13. The apparatus of claim 12, wherein the frame transmitted by the AP comprises a multi-user request-to-send (MU-RTS) frame, and wherein the response transmitted by the non-AP STA comprises a clear-to-send (CTS) frame.

14. The apparatus of claim 13, wherein the MU-RTS frame starts a frame exchange sequence between the AP and the non-AP STA, and wherein the MU-RTS frame is transmitted with a single spatial stream.

15. The apparatus of claim 14, wherein, responsive to the non-AP STA transmitting the CTS frame to the AP on the first link, the processor is configured to further perform operations as the non-AP STA comprising:

transmitting and receiving one or more frames on the first link without transmitting or receiving any frame on other links of the plurality of links until an end of the frame exchange sequence.

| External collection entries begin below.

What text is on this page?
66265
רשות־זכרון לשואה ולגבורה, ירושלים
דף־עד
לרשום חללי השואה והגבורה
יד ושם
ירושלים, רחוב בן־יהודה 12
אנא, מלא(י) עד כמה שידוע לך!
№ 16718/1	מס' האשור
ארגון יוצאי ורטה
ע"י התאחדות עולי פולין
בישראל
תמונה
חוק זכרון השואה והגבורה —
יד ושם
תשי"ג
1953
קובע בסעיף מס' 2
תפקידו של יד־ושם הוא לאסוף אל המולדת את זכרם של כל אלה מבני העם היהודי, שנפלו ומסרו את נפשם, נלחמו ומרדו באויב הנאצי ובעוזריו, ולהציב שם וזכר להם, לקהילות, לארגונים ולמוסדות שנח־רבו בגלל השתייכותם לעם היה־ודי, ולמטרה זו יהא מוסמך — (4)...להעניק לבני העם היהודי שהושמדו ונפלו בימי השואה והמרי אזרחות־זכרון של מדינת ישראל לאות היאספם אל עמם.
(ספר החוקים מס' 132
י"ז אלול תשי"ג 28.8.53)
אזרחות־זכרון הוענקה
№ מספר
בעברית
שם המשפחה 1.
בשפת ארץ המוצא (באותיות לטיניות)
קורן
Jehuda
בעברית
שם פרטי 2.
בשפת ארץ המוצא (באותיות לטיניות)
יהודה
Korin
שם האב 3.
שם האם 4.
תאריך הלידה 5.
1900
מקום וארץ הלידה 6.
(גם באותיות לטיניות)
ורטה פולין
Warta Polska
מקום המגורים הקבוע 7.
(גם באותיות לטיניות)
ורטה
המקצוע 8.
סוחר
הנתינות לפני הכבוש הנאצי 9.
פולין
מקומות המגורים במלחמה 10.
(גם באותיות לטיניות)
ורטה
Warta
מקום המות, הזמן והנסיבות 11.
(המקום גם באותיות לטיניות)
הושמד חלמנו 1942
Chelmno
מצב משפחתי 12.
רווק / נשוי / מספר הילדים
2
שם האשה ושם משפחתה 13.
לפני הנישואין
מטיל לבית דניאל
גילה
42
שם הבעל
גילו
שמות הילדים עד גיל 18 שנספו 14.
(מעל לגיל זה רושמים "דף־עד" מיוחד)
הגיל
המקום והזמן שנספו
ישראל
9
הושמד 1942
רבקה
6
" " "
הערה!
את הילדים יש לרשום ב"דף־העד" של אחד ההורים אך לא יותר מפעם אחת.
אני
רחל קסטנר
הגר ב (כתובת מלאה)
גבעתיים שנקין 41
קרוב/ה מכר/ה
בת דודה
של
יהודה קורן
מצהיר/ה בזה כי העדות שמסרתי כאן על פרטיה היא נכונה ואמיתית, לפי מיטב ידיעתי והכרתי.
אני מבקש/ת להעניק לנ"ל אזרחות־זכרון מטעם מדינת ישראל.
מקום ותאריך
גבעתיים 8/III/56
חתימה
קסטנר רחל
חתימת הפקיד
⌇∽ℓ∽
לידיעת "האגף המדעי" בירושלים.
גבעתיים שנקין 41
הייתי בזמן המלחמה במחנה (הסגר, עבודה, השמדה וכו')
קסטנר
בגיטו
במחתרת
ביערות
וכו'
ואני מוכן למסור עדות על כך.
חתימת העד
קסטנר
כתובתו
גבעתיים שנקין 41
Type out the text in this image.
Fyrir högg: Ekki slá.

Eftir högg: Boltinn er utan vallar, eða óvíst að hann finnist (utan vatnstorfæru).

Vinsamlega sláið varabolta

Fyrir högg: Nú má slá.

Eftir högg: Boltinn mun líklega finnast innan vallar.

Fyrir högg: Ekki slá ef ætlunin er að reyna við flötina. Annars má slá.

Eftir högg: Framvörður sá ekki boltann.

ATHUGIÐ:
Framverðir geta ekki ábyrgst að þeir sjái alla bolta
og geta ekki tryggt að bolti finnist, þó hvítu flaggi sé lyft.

16. The apparatus of claim 15, wherein the processor is configured to further perform operations as the non-AP STA comprising:

switching at least one receive chain from the first link to a second link of the plurality of links at an end of a transmission opportunity (TXOP).

17. The apparatus of claim 12, wherein the frame transmitted by the AP comprises a Buffer Status Report Poll (BSRP) Trigger frame, and wherein the response transmitted by the non-AP STA comprises a trigger-based (TB) Physical Layer Convergence Protocol (PLCP) Protocol Data Unit (PPDU).

18. The apparatus of claim 17, wherein the BSRP Trigger frame starts a frame exchange sequence between the AP and the non-AP STA, and wherein the BSRP Trigger frame is transmitted with a single spatial stream.

19. The apparatus of claim 18, wherein, responsive to the non-AP STA transmitting the TB PPDU to the AP on the first link, the processor is configured to further perform operations as the non-AP STA comprising:

transmitting and receiving one or more frames on the first link without transmitting or receiving any frame on other links of the plurality of links until an end of the frame exchange sequence.

20. The apparatus of claim 19, wherein the processor is configured to further perform operations as the non-AP STA comprising:

switching at least one receive chain from the first link to a second link of the plurality of links at an end of a transmission opportunity (TXOP).